Julgamento em 17 de setembro de 2003
A causa era indigesta: julgar o Habeas Corpus impetrado pelo editor e escritor gaúcho Siegfried Ellwanger condenado a dois anos de prisão pela justiça do Rio Grande do Sul por crime de racismo. O motivo da condenação era o conteúdo das publicações de autoria ou patrocinadas por Ellwanger, consideradas racistas, por serem antissemitas. Marco Aurélio formou a minoria juntamente com os ministros Moreira Alves e Ayres Britto.

Para eles, o conteúdo das obras em análise eram francamente desfavoráveis aos judeus, mas não poderiam ser consideradas racistas e não continham incitamento ao ódio. Marco Aurélio, em seu voto, faz uma distinção entre os conceitos de preconceito e discriminação. Para o ministro, o preconceito fica apenas no âmbito das ideias, das reservas mentais, não chegando a ser externado. “E ninguém sofre pena pelo ato de pensar.”

Aplicando a tese ao caso em análise, Marco Aurélio reconheceu que o autor tem ideia preconceituosa em relação aos judeus e que ideias preconceituosas devem ser combatidas, “mas não a partir da proibição da divulgação dessa ideia, não a partir da conclusão sobre a prática do crime de racismo, de um crime que a carta da República levou às últimas consequências quando, declarando imprescritível, desprezou a consagrada e salutar segurança jurídica. O combate deve basear-se em critérios justos e limpos, no confronto de ideias. Parafraseando Voltaire, afirmo: não concordo com o que o paciente escreveu, mas defendo o direito que ele tem de divulgar o que pensa.” Para o ministro não é o Estado que tem de impor a censura para proteger a sociedade, mas a própria sociedade que faz a censura, formando suas próprias conclusões.

CPMF
ADIs 1.501 e 1.497

Julgamento em 9 de outubro de 1996
Em 1996, entrou em vigor a Emenda Constitucional 12, permitindo a criação da CPMF – contribuição provisória sobre movimentação financeira. No mesmo ano, chegou ao STF ação para questionar a constitucionalidade da emenda constitucional. Ao analisar o pedido de liminar, a maioria votou para manter em vigor a emenda.
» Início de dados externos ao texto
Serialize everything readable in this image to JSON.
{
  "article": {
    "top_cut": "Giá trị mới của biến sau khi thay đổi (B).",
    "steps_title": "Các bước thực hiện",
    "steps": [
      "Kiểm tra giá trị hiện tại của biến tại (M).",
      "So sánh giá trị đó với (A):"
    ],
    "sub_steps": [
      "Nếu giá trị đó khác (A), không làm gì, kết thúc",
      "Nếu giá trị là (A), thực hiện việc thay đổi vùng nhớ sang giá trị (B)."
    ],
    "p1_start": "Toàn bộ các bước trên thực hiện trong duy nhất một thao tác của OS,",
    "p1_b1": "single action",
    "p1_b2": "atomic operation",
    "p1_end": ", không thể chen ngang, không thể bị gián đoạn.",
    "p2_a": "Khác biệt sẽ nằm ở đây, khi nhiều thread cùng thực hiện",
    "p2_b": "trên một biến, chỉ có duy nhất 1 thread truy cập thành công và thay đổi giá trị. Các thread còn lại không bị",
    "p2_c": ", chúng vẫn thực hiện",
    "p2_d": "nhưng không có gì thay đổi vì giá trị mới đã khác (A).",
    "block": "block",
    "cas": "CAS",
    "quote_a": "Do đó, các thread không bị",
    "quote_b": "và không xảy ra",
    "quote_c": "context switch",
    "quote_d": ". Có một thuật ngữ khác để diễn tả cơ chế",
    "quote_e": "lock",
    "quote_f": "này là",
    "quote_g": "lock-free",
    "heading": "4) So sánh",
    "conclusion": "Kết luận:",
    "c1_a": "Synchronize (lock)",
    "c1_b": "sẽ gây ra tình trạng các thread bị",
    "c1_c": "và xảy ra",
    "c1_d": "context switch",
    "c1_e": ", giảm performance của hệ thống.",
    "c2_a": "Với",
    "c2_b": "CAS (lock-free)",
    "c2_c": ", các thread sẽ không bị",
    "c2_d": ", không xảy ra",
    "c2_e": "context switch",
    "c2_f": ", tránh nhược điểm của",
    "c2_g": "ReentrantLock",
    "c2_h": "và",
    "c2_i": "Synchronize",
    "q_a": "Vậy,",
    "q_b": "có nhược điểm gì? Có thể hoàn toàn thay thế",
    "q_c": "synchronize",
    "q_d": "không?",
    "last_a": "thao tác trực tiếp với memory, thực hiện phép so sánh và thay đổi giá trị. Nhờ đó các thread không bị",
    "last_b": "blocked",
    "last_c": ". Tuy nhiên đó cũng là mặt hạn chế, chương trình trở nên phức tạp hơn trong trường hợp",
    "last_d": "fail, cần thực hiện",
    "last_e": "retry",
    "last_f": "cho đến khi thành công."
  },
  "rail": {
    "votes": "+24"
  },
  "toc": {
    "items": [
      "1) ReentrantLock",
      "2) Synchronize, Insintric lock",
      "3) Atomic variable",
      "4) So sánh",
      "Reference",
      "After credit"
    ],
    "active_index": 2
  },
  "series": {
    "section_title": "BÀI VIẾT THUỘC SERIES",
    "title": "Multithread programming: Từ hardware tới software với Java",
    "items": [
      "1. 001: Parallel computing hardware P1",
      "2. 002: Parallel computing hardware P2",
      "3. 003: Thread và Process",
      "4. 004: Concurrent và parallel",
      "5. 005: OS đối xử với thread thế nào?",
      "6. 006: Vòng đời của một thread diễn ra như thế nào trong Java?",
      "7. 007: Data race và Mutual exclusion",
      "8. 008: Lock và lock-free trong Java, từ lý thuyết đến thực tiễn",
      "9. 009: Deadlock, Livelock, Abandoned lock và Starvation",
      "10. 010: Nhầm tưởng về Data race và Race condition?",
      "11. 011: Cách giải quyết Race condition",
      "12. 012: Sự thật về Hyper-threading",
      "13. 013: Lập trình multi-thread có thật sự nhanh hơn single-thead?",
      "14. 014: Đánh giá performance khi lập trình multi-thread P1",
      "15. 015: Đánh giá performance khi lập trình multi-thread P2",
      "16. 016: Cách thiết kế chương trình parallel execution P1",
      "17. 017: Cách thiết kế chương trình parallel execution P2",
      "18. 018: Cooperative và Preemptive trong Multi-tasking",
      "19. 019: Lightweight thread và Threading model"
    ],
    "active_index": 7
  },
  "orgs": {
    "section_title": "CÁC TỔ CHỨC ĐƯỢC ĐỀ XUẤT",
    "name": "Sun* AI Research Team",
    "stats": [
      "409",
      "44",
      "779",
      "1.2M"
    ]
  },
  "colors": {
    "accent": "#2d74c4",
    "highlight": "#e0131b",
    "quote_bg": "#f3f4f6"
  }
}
O ministro Marco Aurélio ficou vencido, em companhia de Ilmar Galvão. Escreveu em seu voto que, de fato, o Estado deveria se preocupar e investir recursos na saúde do país, “mas estes devem vir de cobranças harmônicas com a Constituição Federal”.

A emenda permitia a instituição da cobrança e autorizava também que artigo 154 da Constituição Federal não fosse aplicado ao caso. O dispositivo prevê que o fato gerador da obrigação tributária não pode ter duas incidências. O problema é que sobre as movimentações financeiras já incidia o IOF.

Além de criticar o desrespeito à Constituição, Marco Aurélio criticou a reincidência do Congresso na edição de normas inconstitucionais. “Até hoje, o Judiciário sofre as consequências, para o próprio descrédito, considerada a demora nas soluções das lides, da edição de diplomas como o presente, que, às escâncaras, surgem, desde o primeiro momento, conflitantes com a Constituição Federal”, defendeu.